Конец ответной фразы Элис они услышали:
– …только в прошлое. А в будущее – почему бы и нет? Почитайте теорию относительности. Летящий со скоростью света звездолет движется не только в пространстве, но и во времени. Движется в свое будущее.
Дверь оказалась приоткрыта. Зачем? Кеннеди не стал долго задумываться, сделал знак Реснику. Тот достал из кармана крошечную видеокамеру, что-то в ней покрутил-подправил, нагнулся и осторожненько положил на порог, у самого косяка. Теперь останется на память фильм об исторической встрече. Правда, персонажи могут оказаться не в фокусе, но это уже издержки скрытной съемки.
Диалог меж тем продолжался. Говорил старик, и весьма ехидно:
– Боюсь, дорогая Элиза, что вы безбожно льстите компании «Пратт-Уитни», поставлявшей двигатели для «Либерейторов». Их движки не способны были разогнать бомбардировщик даже до скорости звука – не то что до околосветовой.
«Издевается, – подумал Кеннеди. – Ничего, посмотрим, кто в конце будет смеяться, а кто плакать».
Элис заговорила громко и с ноткой отчаяния:
– Генерал! Я не знаю и знать не хочу, что за дьявольское приспособление вы испытывали на своих «Либерейторах»! Мне наплевать на это! Наплевать! Я согласна даже допустить, что в окрестностях Дрездена в том феврале разверзлась черная дыра, поглотившая ваши самолеты! Я хочу знать другое: сколько «Либерейторов» пропало в ночь на пятое февраля сорок пятого года? И – в какое точно время?
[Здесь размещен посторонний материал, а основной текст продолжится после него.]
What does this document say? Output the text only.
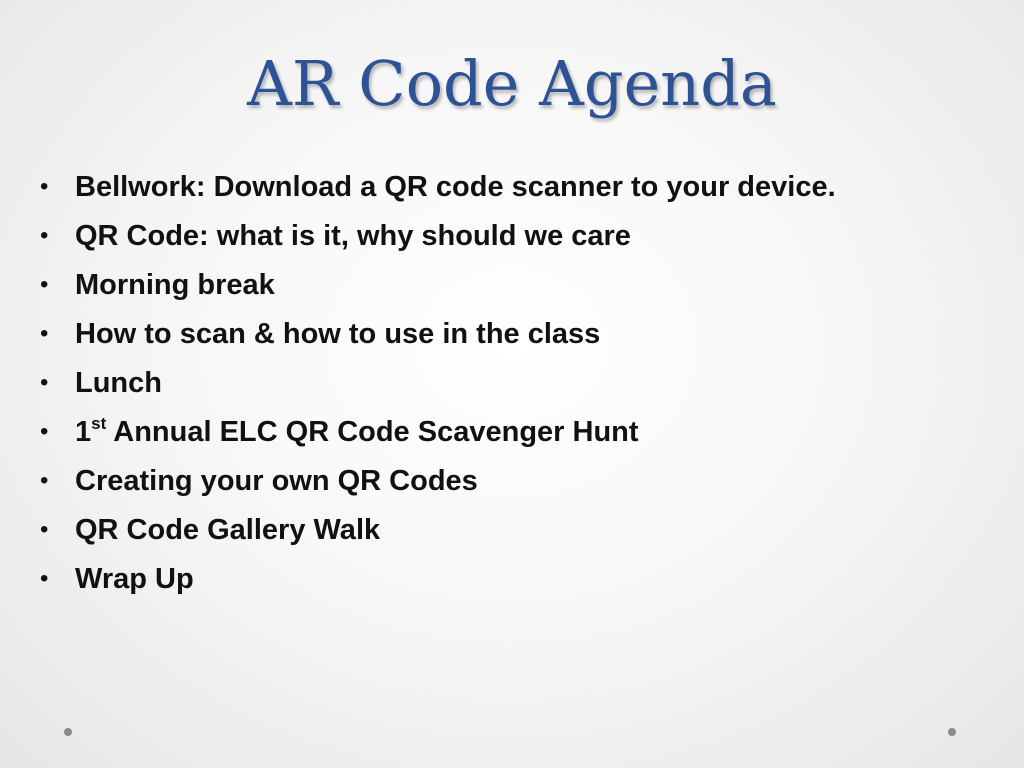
AR Code Agenda
• Bellwork: Download a QR code scanner to your device.
• QR Code: what is it, why should we care
• Morning break
• How to scan & how to use in the class
• Lunch
• 1st Annual ELC QR Code Scavenger Hunt
• Creating your own QR Codes
• QR Code Gallery Walk
• Wrap Up
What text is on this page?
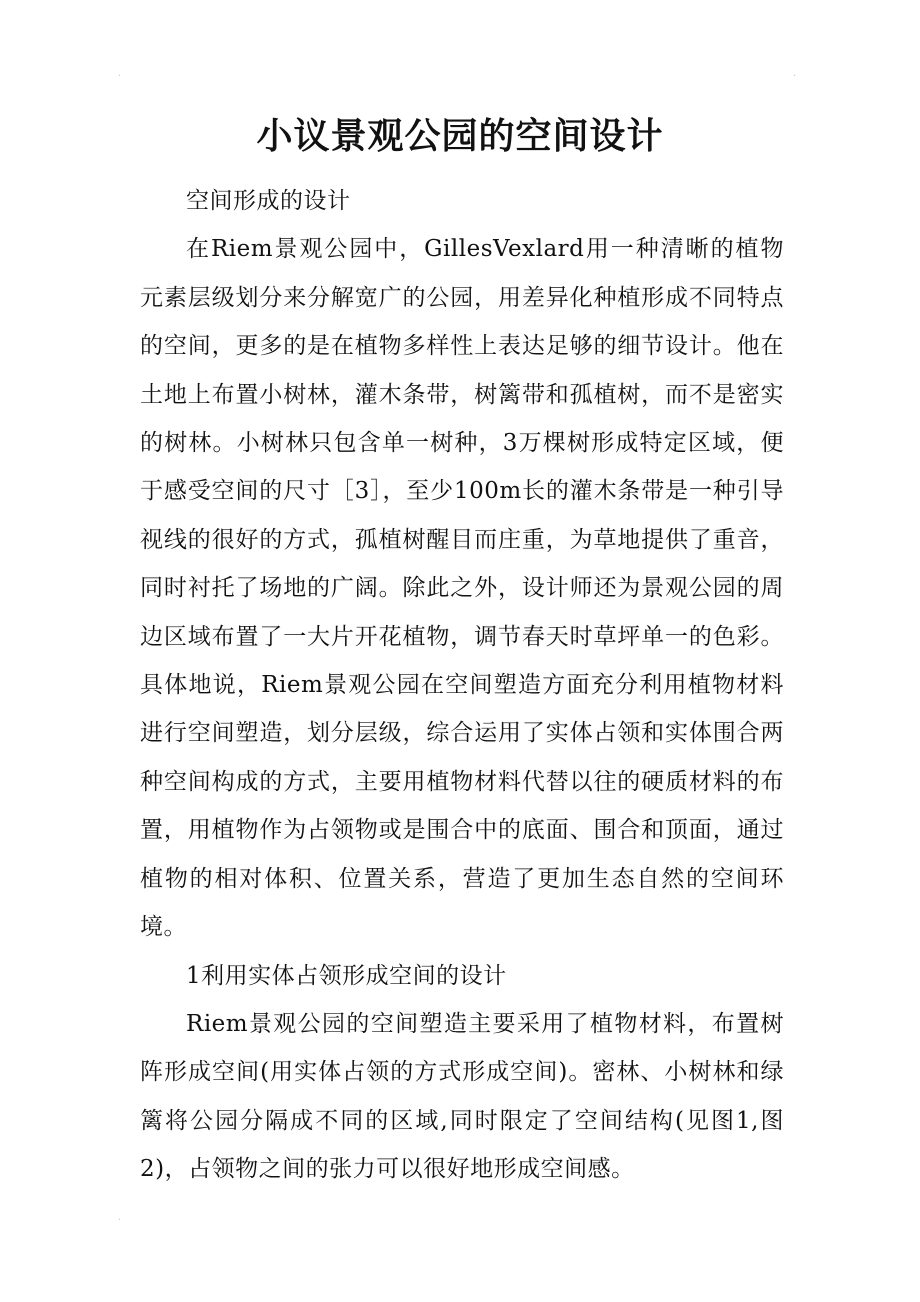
.	.
.
小议景观公园的空间设计

空间形成的设计

在Riem景观公园中，GillesVexlard用一种清晰的植物元素层级划分来分解宽广的公园，用差异化种植形成不同特点的空间，更多的是在植物多样性上表达足够的细节设计。他在土地上布置小树林，灌木条带，树篱带和孤植树，而不是密实的树林。小树林只包含单一树种，3万棵树形成特定区域，便于感受空间的尺寸［3］，至少100m长的灌木条带是一种引导视线的很好的方式，孤植树醒目而庄重，为草地提供了重音，同时衬托了场地的广阔。除此之外，设计师还为景观公园的周边区域布置了一大片开花植物，调节春天时草坪单一的色彩。具体地说，Riem景观公园在空间塑造方面充分利用植物材料进行空间塑造，划分层级，综合运用了实体占领和实体围合两种空间构成的方式，主要用植物材料代替以往的硬质材料的布置，用植物作为占领物或是围合中的底面、围合和顶面，通过植物的相对体积、位置关系，营造了更加生态自然的空间环境。

1利用实体占领形成空间的设计

Riem景观公园的空间塑造主要采用了植物材料，布置树阵形成空间(用实体占领的方式形成空间)。密林、小树林和绿篱将公园分隔成不同的区域,同时限定了空间结构(见图1,图2)，占领物之间的张力可以很好地形成空间感。
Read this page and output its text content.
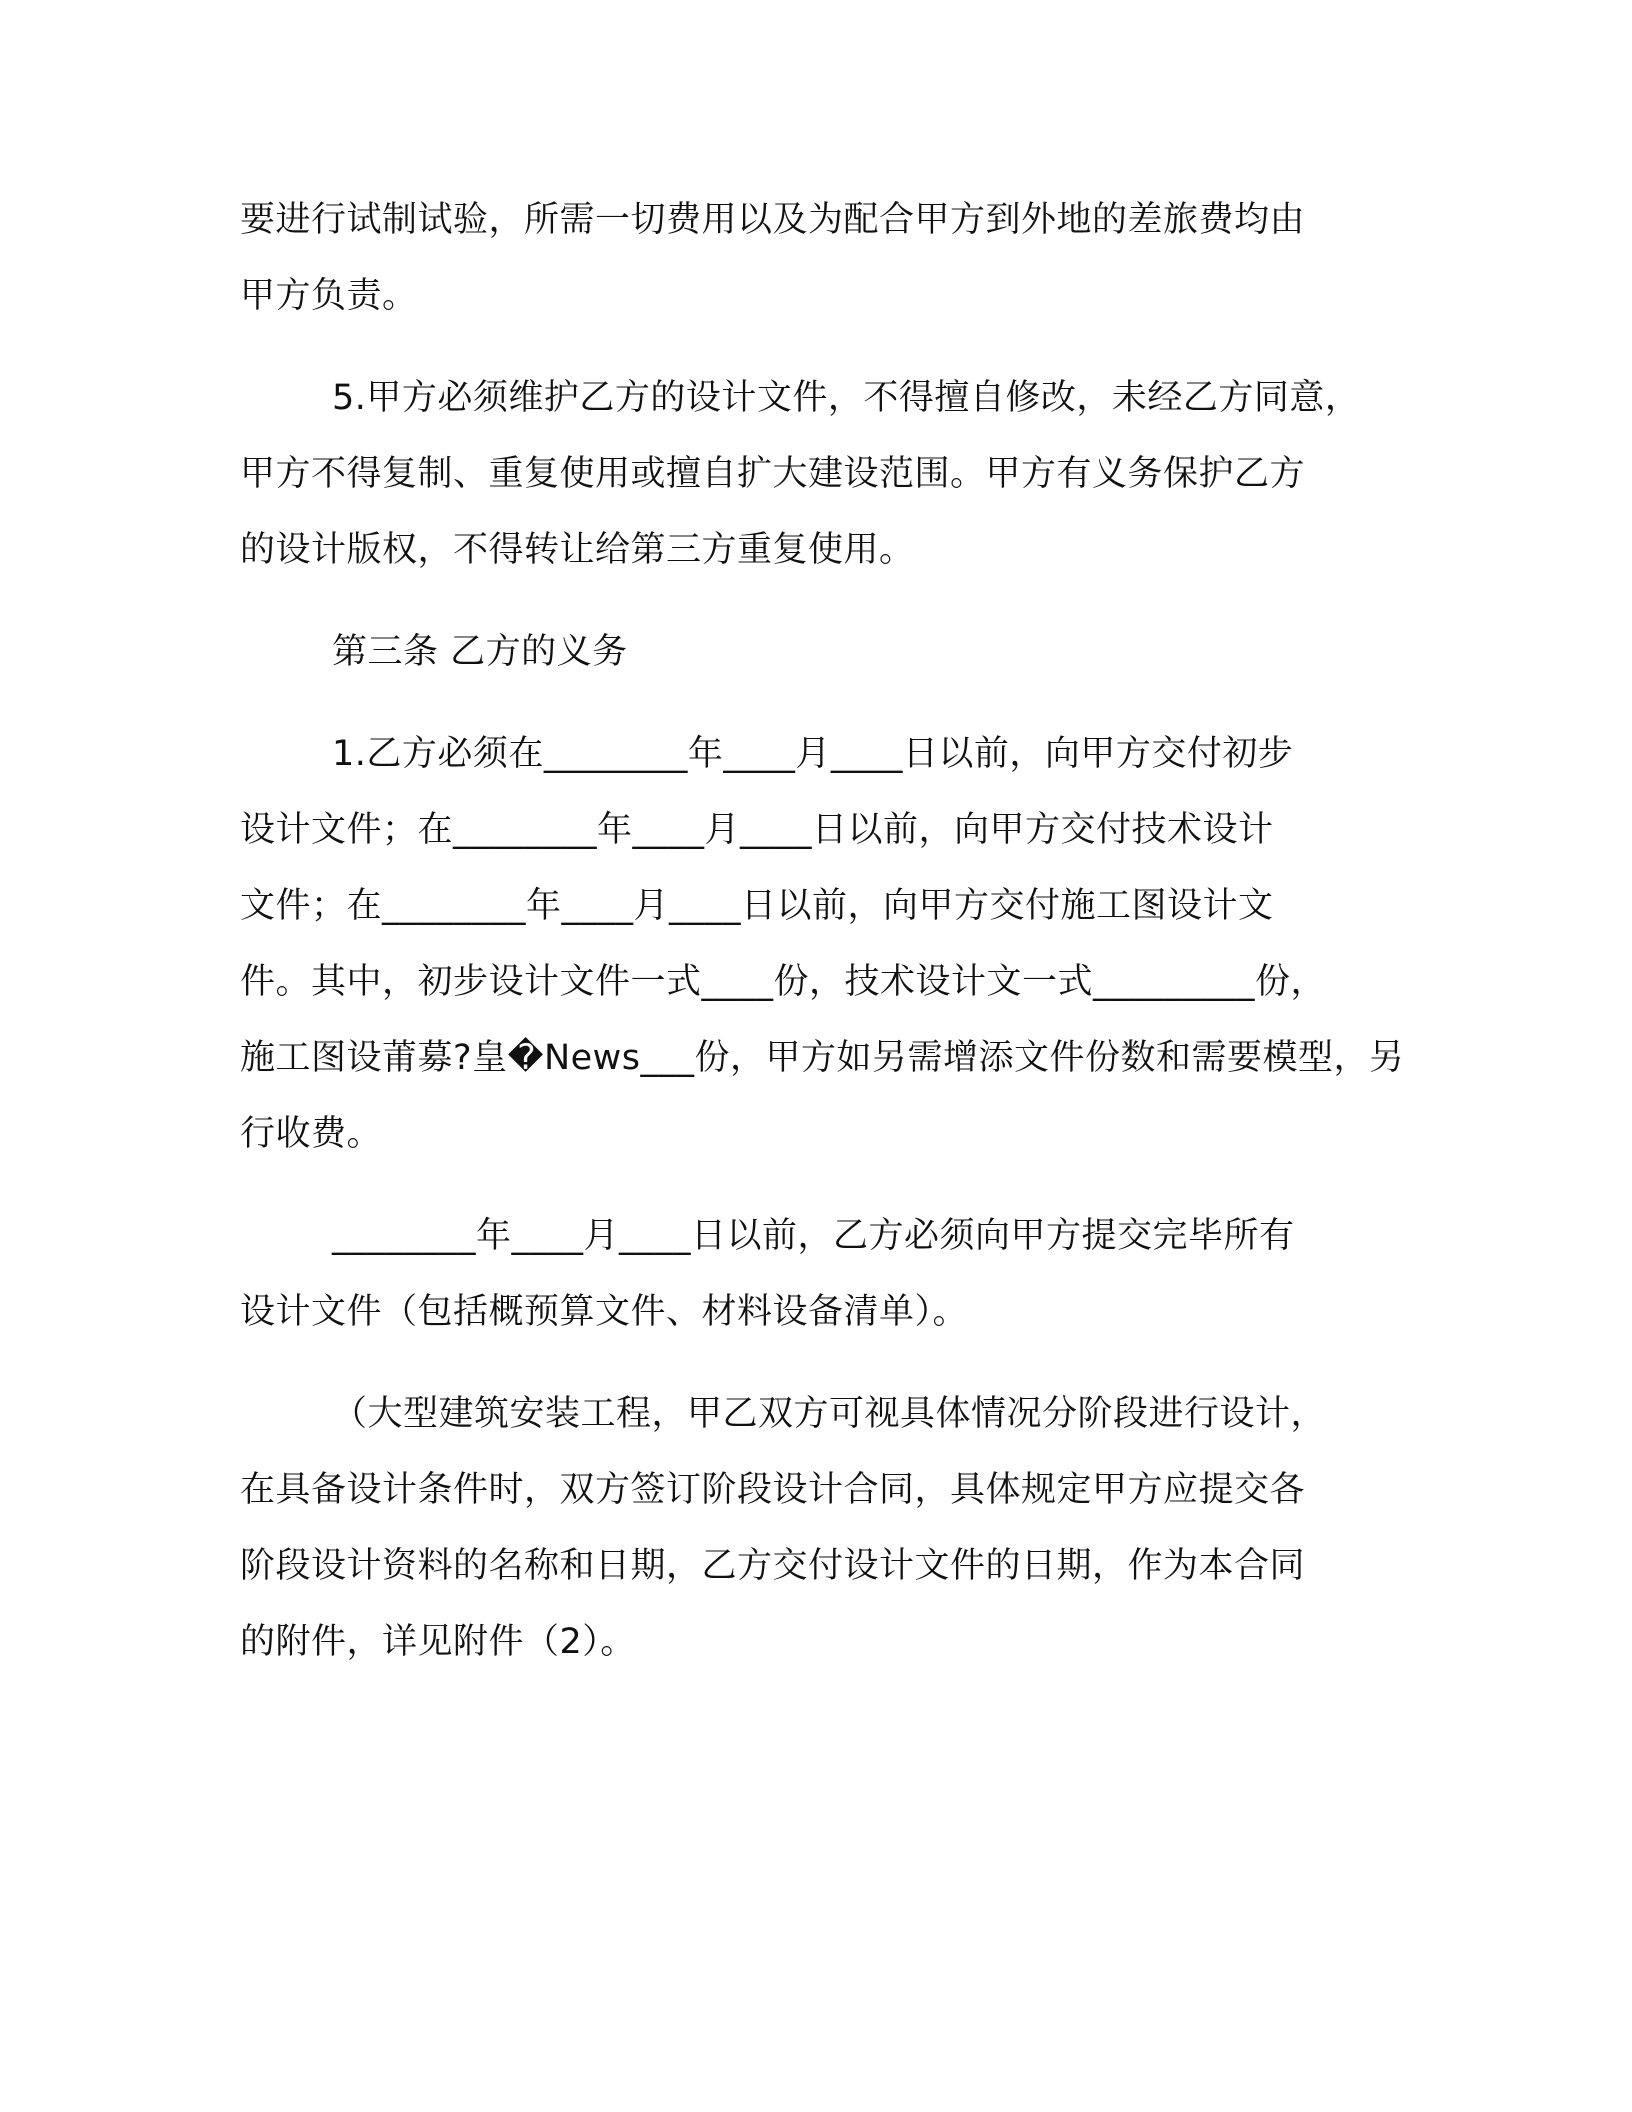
要进行试制试验，所需一切费用以及为配合甲方到外地的差旅费均由
甲方负责。
5.甲方必须维护乙方的设计文件，不得擅自修改，未经乙方同意，
甲方不得复制、重复使用或擅自扩大建设范围。甲方有义务保护乙方
的设计版权，不得转让给第三方重复使用。
第三条 乙方的义务
1.乙方必须在________年____月____日以前，向甲方交付初步
设计文件；在________年____月____日以前，向甲方交付技术设计
文件；在________年____月____日以前，向甲方交付施工图设计文
件。其中，初步设计文件一式____份，技术设计文一式_________份，
施工图设莆募?皇�News___份，甲方如另需增添文件份数和需要模型，另
行收费。
________年____月____日以前，乙方必须向甲方提交完毕所有
设计文件（包括概预算文件、材料设备清单）。
（大型建筑安装工程，甲乙双方可视具体情况分阶段进行设计，
在具备设计条件时，双方签订阶段设计合同，具体规定甲方应提交各
阶段设计资料的名称和日期，乙方交付设计文件的日期，作为本合同
的附件，详见附件（2）。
– Зачем тебе это, девочка? – спросил генерал устало и серьезно. – Никто в целом свете не поверит в такое. Даже когда бомбы начнут рваться у него под задницей.
«Точно, никто не поверит, – подумал Кеннеди. – Я, по крайней мере, не верю».
– Посмотрите сюда, генерал…
Из комнаты раздались звуки – самые разные.
«Поставила ноутбук на стол, открыла, стучит по клавишам… – догадывался Кеннеди. – А это что за жу-жу-жу? – а-а, старик подкатил поближе…»
Элис заговорила вновь:
– Я составила коррелирующую формулу. Едва ли она вас заинтересует, но взгляните на результаты… Вот эта линия на карте оставлена дрейфующей точкой сегодняшнего появления самолетов – дрейфующей в зависимости от времени их исчезновения – тогда, в сорок пятом. Линия проходит через Милуоки! Полтора миллиона человек под ударом! Вы ведь сами, ваш сын, ваш дом, – под ударом! Выскочив в темноте непонятно где, потеряв ориентировку, пилоты полетят на огни первого же большого города! И сбросят бомбы, уверенные, что бомбят рейх! Надо хотя бы вырубить свет, ввести светомаскировку! Вы сможете, я знаю, ваш сын сможет!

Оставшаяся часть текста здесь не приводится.